Assuming the nature of quality as a system of properties, one should distinguish individual or particular leaps associated with the appearance of new particular properties, and general leaps associated with the transformation of the whole system of properties, that is, the quality as a whole.
Changes in quantity and quality are interconnected, a change in quality also involves quantitative change. This is generally expressed in the fact that as the level of organisation of matter rises the rate of its development accelerates. Every level of organisation of matter has its specific laws of quantity. A new, better adapted animal species yields a progeny whose greater power of survival guarantees wider opportunities for it to spread.
The law of the transformation of quantitative into qualitative changes and vice versa places a number of methodological demands on cognition. It allows and requires us to study an object from the standpoint of quantity as well as quality. Study of the quantitative aspect of things has enormous significance in science, technology, and everyday practice. Access to the deep-going problems of science, including biology and social research, demands extremely refined mathematical methods.
Until quite recently, biology, physiology, linguistics, psychology, and many other sciences made little or no use of mathematics, but now they are forging ahead largely due to the application of mathematical methods. Cybernetics has opened up particularly tempting opportunities for their use in modern science. The degree to which mathematics may be used in the study of this or that science is determined by the degree to which quantity may be abstracted from quality. In every specific case this abstraction has its limits.
In scientific research the application of mathematical methods always presupposes a profound knowledge of the subject.

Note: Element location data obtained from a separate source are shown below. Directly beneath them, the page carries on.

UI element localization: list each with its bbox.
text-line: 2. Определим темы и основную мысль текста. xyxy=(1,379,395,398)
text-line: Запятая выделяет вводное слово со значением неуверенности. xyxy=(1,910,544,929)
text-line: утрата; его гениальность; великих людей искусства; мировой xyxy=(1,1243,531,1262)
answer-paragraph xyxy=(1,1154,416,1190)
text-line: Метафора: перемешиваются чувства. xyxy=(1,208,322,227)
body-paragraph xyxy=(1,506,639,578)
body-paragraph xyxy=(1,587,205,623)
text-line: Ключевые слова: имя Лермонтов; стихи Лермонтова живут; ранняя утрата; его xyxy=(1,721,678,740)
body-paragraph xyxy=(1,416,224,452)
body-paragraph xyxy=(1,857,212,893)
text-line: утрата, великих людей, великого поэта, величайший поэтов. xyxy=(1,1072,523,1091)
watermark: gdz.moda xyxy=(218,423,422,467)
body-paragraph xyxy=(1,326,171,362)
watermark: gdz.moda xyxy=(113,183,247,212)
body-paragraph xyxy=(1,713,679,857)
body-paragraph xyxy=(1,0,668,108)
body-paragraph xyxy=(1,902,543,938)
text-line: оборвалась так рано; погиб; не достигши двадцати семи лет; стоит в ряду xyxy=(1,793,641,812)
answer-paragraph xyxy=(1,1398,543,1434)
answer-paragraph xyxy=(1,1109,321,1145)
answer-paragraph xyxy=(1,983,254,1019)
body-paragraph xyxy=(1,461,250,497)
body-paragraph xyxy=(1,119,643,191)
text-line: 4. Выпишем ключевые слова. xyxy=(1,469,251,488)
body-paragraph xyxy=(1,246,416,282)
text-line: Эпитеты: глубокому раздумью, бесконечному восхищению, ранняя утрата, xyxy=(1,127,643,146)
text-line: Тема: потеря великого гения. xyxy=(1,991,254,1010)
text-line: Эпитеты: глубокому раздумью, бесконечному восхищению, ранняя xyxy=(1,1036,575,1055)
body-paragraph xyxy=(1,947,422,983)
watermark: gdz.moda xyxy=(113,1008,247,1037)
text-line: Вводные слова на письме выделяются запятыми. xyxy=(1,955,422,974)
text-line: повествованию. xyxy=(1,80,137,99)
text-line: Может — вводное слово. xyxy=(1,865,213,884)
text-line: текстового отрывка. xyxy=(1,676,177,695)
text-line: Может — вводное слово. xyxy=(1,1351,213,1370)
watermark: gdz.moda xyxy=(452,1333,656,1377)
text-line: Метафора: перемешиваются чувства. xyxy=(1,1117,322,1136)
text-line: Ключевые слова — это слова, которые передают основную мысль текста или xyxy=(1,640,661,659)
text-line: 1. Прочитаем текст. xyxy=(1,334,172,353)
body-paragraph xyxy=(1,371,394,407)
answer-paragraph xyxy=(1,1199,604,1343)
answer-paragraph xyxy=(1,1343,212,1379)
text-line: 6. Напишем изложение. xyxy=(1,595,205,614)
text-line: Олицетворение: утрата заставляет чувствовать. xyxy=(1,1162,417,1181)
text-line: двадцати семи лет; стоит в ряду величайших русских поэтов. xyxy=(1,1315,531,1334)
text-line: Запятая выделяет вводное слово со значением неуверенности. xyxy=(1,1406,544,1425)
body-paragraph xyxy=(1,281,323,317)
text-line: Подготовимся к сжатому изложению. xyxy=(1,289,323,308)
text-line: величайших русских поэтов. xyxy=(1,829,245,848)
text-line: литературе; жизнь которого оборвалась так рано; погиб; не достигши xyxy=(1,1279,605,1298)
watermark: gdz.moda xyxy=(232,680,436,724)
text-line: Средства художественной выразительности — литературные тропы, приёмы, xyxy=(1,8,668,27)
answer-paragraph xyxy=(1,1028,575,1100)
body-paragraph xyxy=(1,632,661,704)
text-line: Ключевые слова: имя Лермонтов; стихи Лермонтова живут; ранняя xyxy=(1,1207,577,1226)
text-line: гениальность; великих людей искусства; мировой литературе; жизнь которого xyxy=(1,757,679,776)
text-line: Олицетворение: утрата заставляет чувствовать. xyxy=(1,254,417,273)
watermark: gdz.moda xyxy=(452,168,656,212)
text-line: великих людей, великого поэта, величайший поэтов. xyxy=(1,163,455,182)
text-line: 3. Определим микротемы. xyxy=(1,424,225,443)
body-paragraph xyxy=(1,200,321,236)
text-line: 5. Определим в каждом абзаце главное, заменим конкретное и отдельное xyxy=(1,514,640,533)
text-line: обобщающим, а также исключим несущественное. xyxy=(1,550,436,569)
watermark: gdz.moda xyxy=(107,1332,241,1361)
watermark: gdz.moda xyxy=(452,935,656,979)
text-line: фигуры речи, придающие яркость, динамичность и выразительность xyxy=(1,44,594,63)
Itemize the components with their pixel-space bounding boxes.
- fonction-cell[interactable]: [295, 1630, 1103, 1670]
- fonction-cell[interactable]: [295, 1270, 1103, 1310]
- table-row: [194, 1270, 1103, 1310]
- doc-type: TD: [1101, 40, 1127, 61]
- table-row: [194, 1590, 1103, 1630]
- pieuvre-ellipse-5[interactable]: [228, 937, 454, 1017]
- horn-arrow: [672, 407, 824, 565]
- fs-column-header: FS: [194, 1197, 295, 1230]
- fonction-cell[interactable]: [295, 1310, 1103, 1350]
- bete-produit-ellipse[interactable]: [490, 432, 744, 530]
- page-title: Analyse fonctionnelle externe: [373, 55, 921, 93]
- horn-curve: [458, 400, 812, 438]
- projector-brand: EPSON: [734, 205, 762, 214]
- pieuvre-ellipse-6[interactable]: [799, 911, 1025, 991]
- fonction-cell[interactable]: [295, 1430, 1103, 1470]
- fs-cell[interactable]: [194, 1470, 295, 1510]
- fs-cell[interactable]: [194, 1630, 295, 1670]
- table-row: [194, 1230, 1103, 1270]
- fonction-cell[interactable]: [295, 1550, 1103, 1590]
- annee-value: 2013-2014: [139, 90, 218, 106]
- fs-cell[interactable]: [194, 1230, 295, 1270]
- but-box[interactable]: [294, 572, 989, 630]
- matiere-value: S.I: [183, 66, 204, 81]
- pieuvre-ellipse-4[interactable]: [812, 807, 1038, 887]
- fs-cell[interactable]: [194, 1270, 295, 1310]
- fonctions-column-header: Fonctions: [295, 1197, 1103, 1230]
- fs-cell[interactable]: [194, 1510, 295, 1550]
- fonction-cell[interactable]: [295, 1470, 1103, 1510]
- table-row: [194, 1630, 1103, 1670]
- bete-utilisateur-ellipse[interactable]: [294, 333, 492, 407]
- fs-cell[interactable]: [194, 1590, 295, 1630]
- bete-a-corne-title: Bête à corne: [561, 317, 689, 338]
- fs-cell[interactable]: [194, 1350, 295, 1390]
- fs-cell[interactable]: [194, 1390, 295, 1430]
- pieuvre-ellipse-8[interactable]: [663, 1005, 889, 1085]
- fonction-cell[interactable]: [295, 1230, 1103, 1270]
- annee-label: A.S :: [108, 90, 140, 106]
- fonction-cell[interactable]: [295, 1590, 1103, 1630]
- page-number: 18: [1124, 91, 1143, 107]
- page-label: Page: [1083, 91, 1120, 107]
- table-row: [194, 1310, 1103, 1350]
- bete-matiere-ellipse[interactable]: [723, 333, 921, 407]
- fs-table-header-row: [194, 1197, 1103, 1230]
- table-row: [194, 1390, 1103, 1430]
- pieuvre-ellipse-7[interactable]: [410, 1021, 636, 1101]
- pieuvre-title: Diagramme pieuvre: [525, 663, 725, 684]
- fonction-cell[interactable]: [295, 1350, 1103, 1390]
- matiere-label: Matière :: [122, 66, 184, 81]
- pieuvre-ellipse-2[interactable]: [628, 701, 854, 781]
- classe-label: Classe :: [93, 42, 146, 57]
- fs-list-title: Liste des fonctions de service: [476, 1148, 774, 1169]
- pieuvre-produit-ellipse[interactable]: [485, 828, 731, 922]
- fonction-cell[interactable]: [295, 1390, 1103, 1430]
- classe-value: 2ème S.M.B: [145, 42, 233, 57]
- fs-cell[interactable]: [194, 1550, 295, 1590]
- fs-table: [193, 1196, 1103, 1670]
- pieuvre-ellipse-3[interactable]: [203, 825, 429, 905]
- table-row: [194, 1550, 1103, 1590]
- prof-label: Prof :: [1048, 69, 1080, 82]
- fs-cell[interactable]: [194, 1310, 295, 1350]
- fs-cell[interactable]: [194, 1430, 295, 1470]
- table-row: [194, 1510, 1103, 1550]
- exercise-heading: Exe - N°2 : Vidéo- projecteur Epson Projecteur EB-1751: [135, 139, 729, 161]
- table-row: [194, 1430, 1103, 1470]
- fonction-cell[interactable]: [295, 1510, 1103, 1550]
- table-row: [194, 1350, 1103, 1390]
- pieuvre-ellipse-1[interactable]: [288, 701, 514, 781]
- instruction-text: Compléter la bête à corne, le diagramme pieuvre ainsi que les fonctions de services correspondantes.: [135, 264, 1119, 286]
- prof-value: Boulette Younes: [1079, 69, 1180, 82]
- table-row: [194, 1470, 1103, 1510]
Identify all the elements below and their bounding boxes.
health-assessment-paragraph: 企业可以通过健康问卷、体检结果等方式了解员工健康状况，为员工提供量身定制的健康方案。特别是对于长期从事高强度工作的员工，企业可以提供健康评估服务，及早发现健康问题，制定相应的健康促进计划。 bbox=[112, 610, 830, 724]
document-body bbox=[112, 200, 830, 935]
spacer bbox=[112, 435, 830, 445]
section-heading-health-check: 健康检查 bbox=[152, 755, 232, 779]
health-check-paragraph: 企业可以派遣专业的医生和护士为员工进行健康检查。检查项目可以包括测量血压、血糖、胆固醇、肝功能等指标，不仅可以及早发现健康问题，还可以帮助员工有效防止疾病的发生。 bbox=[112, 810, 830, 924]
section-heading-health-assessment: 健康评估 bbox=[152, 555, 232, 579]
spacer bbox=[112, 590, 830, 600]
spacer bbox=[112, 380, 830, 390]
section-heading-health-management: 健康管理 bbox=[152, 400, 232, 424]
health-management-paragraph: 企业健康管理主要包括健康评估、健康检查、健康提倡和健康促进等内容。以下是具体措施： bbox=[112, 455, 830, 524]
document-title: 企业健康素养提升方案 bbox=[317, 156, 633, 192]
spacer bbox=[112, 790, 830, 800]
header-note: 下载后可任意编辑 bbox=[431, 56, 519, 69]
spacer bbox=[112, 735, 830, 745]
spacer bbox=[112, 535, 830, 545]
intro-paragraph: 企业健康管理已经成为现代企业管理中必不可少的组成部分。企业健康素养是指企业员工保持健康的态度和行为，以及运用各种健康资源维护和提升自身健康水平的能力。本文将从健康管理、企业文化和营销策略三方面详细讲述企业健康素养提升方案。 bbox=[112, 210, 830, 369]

Scientists need mathematics not only for computations and calculations—although, of course, this role of mathematics in science is highly important—but as an effective heuristic technique, and also for developing the rigour and discipline of logical thinking. The followers of Pythagoras assumed that universal order was based on the harmony of numbers. Later thinkers suggested that numbers indicate how the world is governed. The reasonable approach is to make sure that quantitative definitions do not over shadow the qualitative definiteness of facts and laws. We can fully understand the essence of an object only by considering both quantity and quality in their unity, their interconnection.